I told her, “No. Not yet.”
Her reply, “Well, you better get on the ball.”
She’s a sassy little thing. I’ll give her that.
“Excuse me, Missy Moo? Just for that, I bet Santa deducts one present from your list,” I told her.
And for that simple remark, I have every intention of not putting a single present for any of the three under that tree until Christmas.
I know it’s going to kill them.
Excuse me, while I giggle to myself.
Sometime before Thanksgiving, I was trying to make out a list of must-make purchases for them, but I was drawing a blank. I read on Facebook that someone had given their child the Wal-Mart toy catalogue and allowed them to circle what they wanted Santa to bring them for Christmas. I thought that was an excellent idea.

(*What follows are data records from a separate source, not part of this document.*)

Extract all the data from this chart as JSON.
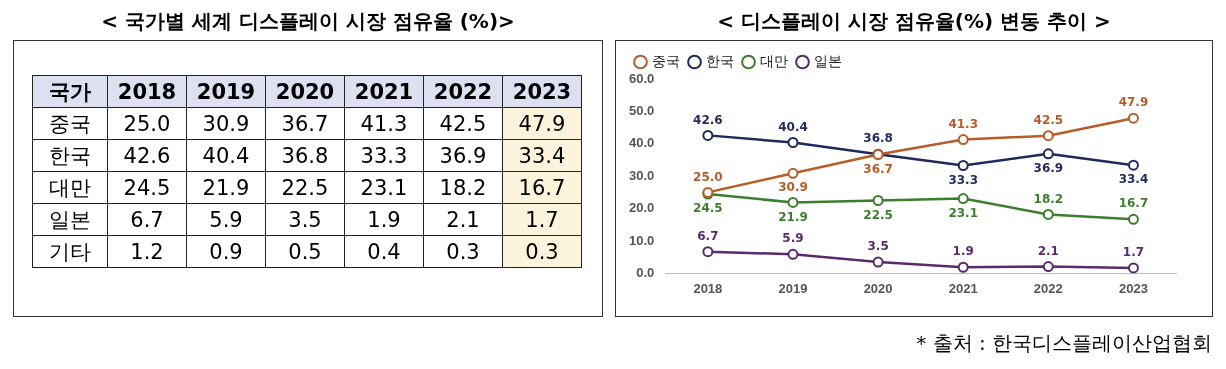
{
  "chart_data": [
    {
      "type": "heatmap",
      "title": "< 국가별 세계 디스플레이 시장 점유율 (%)>",
      "ylabel": "국가",
      "categories": [
        "2018",
        "2019",
        "2020",
        "2021",
        "2022",
        "2023"
      ],
      "y_categories": [
        "중국",
        "한국",
        "대만",
        "일본",
        "기타"
      ],
      "cells": [
        [
          "25.0",
          "30.9",
          "36.7",
          "41.3",
          "42.5",
          "47.9"
        ],
        [
          "42.6",
          "40.4",
          "36.8",
          "33.3",
          "36.9",
          "33.4"
        ],
        [
          "24.5",
          "21.9",
          "22.5",
          "23.1",
          "18.2",
          "16.7"
        ],
        [
          "6.7",
          "5.9",
          "3.5",
          "1.9",
          "2.1",
          "1.7"
        ],
        [
          "1.2",
          "0.9",
          "0.5",
          "0.4",
          "0.3",
          "0.3"
        ]
      ],
      "colors": [
        "#ffffff",
        "#ffffff",
        "#ffffff",
        "#ffffff",
        "#ffffff",
        "#fcf3dc"
      ]
    },
    {
      "type": "line",
      "title": "< 디스플레이 시장 점유율(%) 변동 추이 >",
      "categories": [
        "2018",
        "2019",
        "2020",
        "2021",
        "2022",
        "2023"
      ],
      "series": [
        {
          "name": "중국",
          "color": "#b85c28",
          "values": [
            25.0,
            30.9,
            36.7,
            41.3,
            42.5,
            47.9
          ],
          "value_labels": [
            "25.0",
            "30.9",
            "36.7",
            "41.3",
            "42.5",
            "47.9"
          ]
        },
        {
          "name": "한국",
          "color": "#1f2a5c",
          "values": [
            42.6,
            40.4,
            36.8,
            33.3,
            36.9,
            33.4
          ],
          "value_labels": [
            "42.6",
            "40.4",
            "36.8",
            "33.3",
            "36.9",
            "33.4"
          ]
        },
        {
          "name": "대만",
          "color": "#3d7d2e",
          "values": [
            24.5,
            21.9,
            22.5,
            23.1,
            18.2,
            16.7
          ],
          "value_labels": [
            "24.5",
            "21.9",
            "22.5",
            "23.1",
            "18.2",
            "16.7"
          ]
        },
        {
          "name": "일본",
          "color": "#5a2a6c",
          "values": [
            6.7,
            5.9,
            3.5,
            1.9,
            2.1,
            1.7
          ],
          "value_labels": [
            "6.7",
            "5.9",
            "3.5",
            "1.9",
            "2.1",
            "1.7"
          ]
        }
      ],
      "ylim": [
        0,
        60
      ],
      "yticks": [
        {
          "value": 0,
          "label": "0.0"
        },
        {
          "value": 10,
          "label": "10.0"
        },
        {
          "value": 20,
          "label": "20.0"
        },
        {
          "value": 30,
          "label": "30.0"
        },
        {
          "value": 40,
          "label": "40.0"
        },
        {
          "value": 50,
          "label": "50.0"
        },
        {
          "value": 60,
          "label": "60.0"
        }
      ],
      "grid": false,
      "legend": "top",
      "marker": "circle",
      "line_style": "solid",
      "annotations": [
        "* 출처 : 한국디스플레이산업협회"
      ]
    }
  ]
}
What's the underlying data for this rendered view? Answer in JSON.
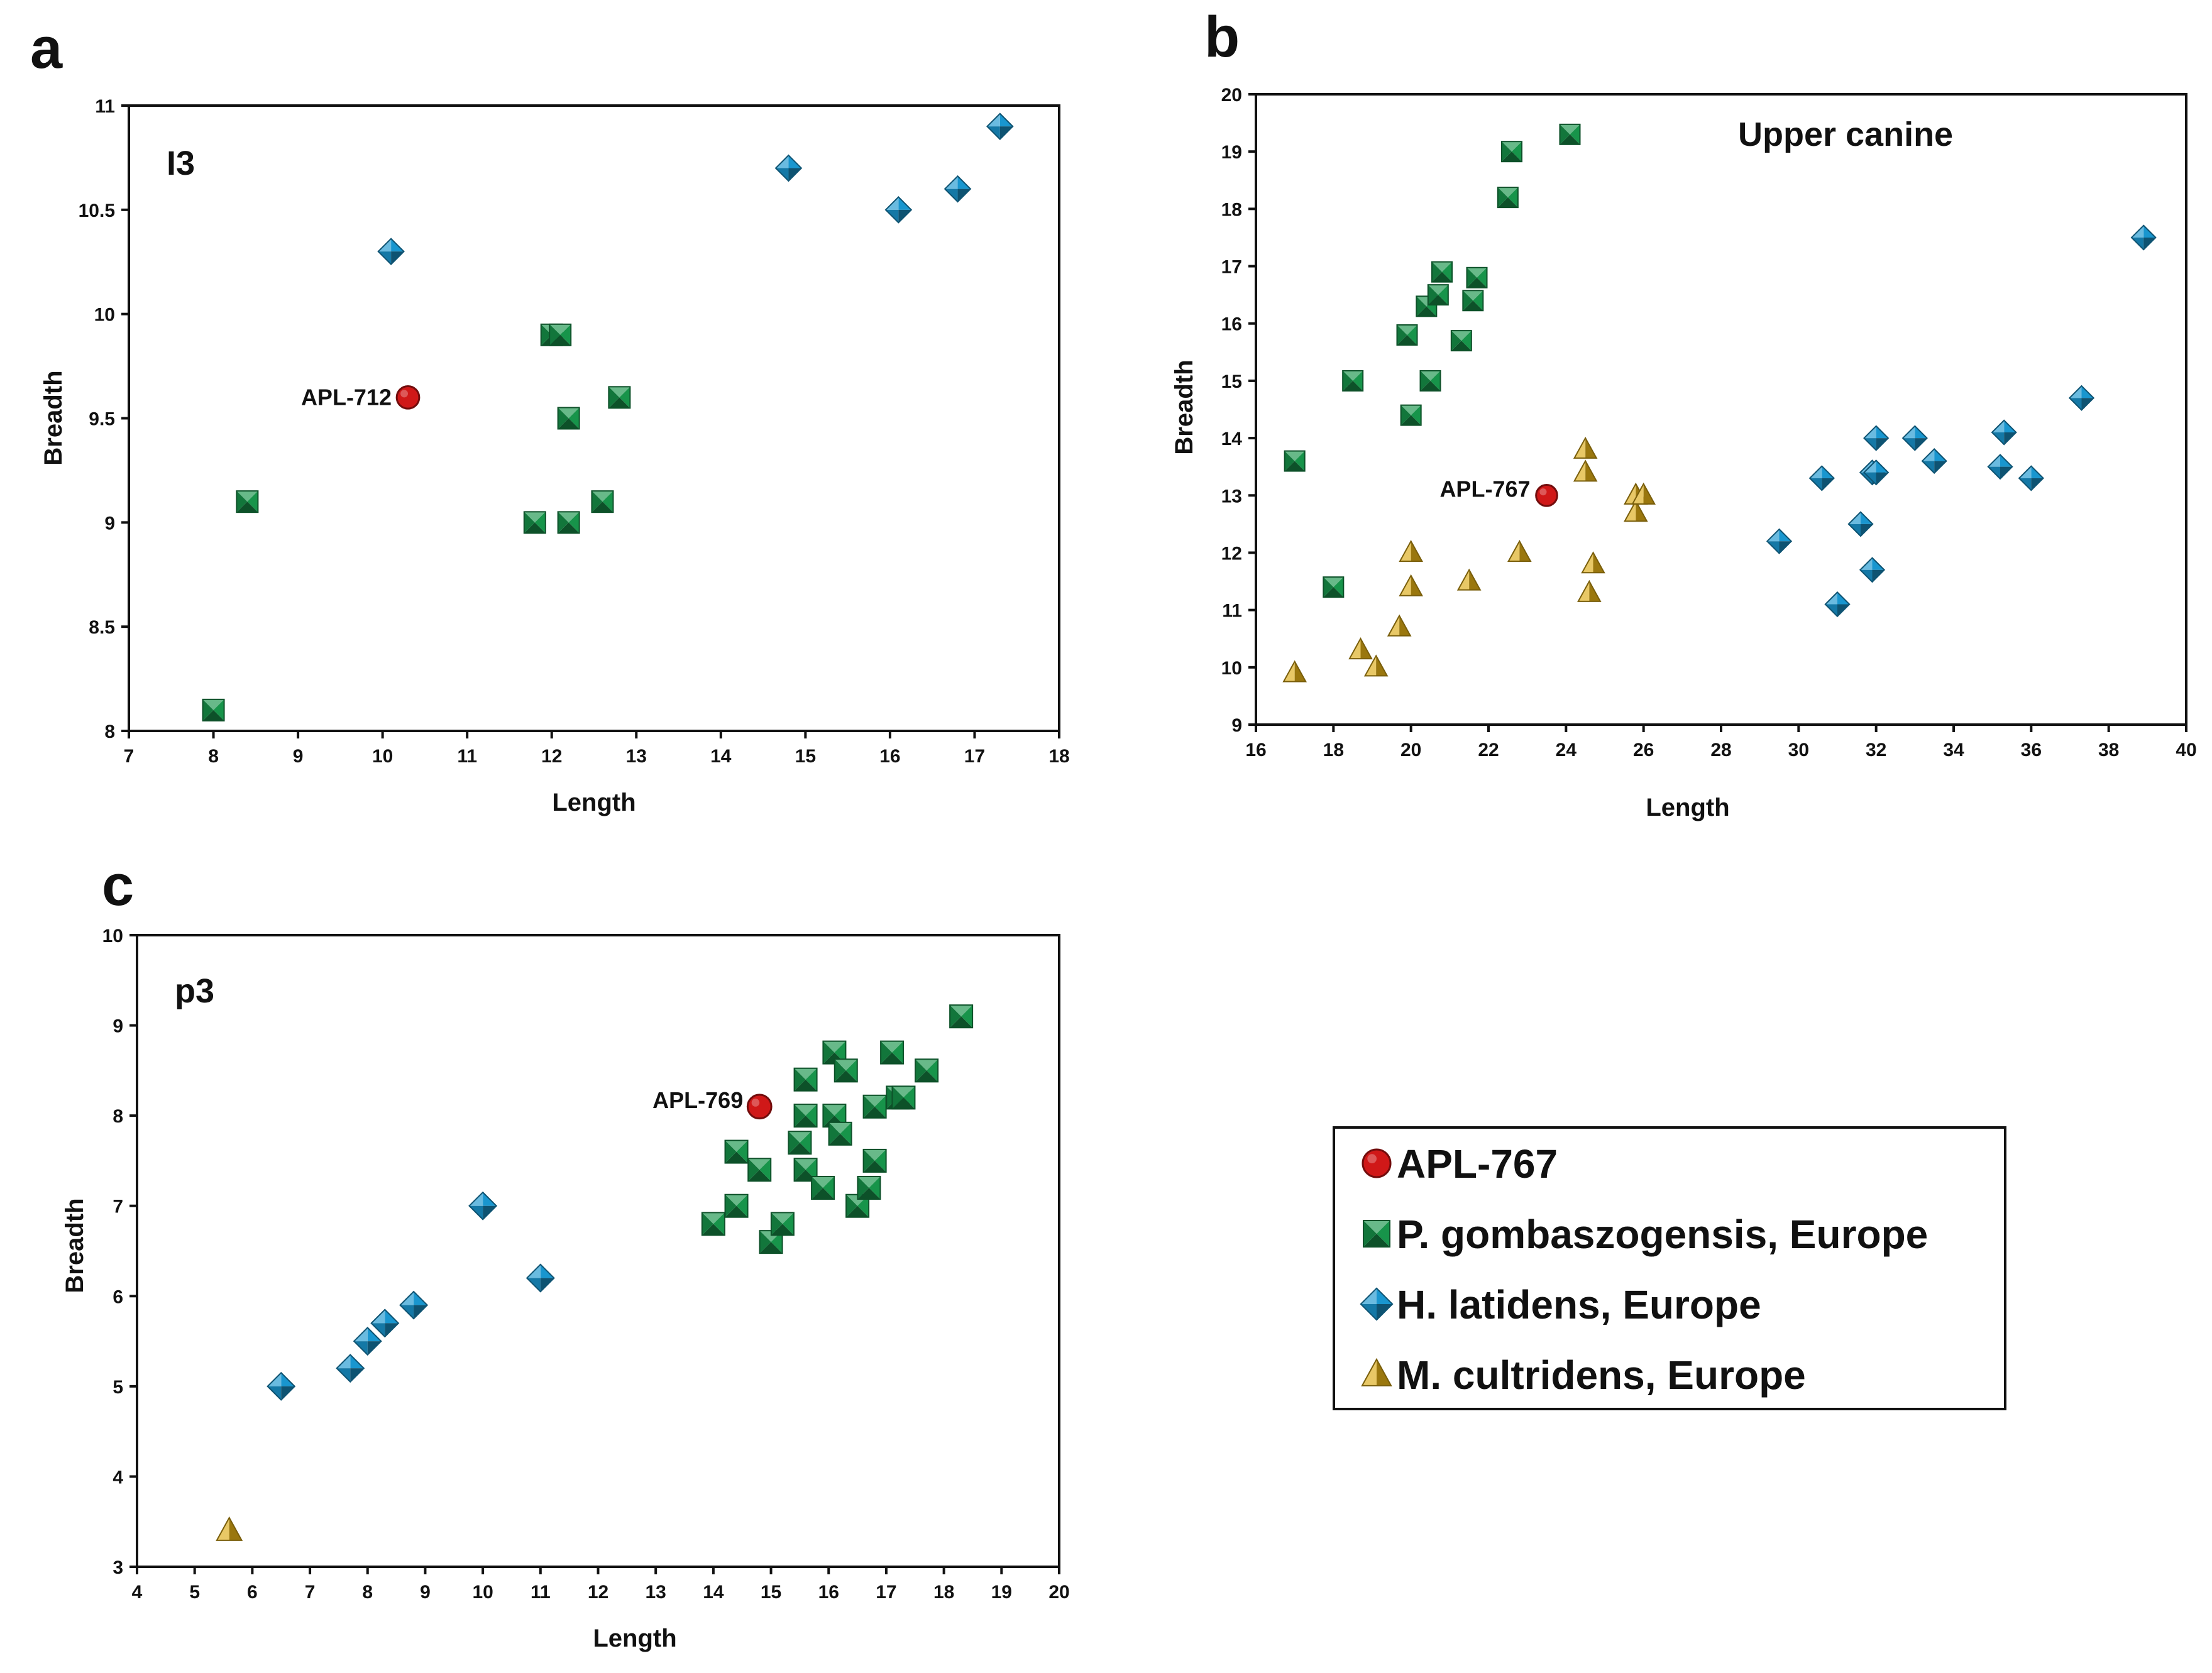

The oldest and the sassy middle did an excellent job of marking in moderation. Being 11 and 7, respectively, one would hope for it out of them.
But that little one, I tell you what. If it giggled and cooed, open or closed or rolled or could be ridden, she marked it with a giant red circle and her initials out beside it, lest I get confused on who wanted what. The only thing that didn’t have a circle around it was a Hot Wheels car.
When I asked her why she didn’t want Santa to bring her that, she said, “I ain’t no boy. That’s a boy toy.”
That made me giggle, too. Boy toy, ha!
On the other hand, I think the whole experience is a perfect example of how our children have been raised to expect – not hope for – a gaggle of presents under the tree.
When I was growing up, we never needed for anything. Sure, as children, we wanted things, but I can never remember going to bed hungry or waking up cold because the heat was turned off.
But I also remember one year when we didn’t have a lot. I want to say it wasn’t too long after my father’s second tour in Operation Desert Storm. I don’t remember what I got that year, but I remember he got two paperback books and an orange. It wasn’t a lot, but he was happy with it. It’s a lesson that stuck with me, and by goodness, it’s a lesson I’m going to imprint onto my children – even if it means enduring whining and sniffles between now and Dec. 25 because there are no presents under the tree.
I think it’s a lesson that might stick with them, too.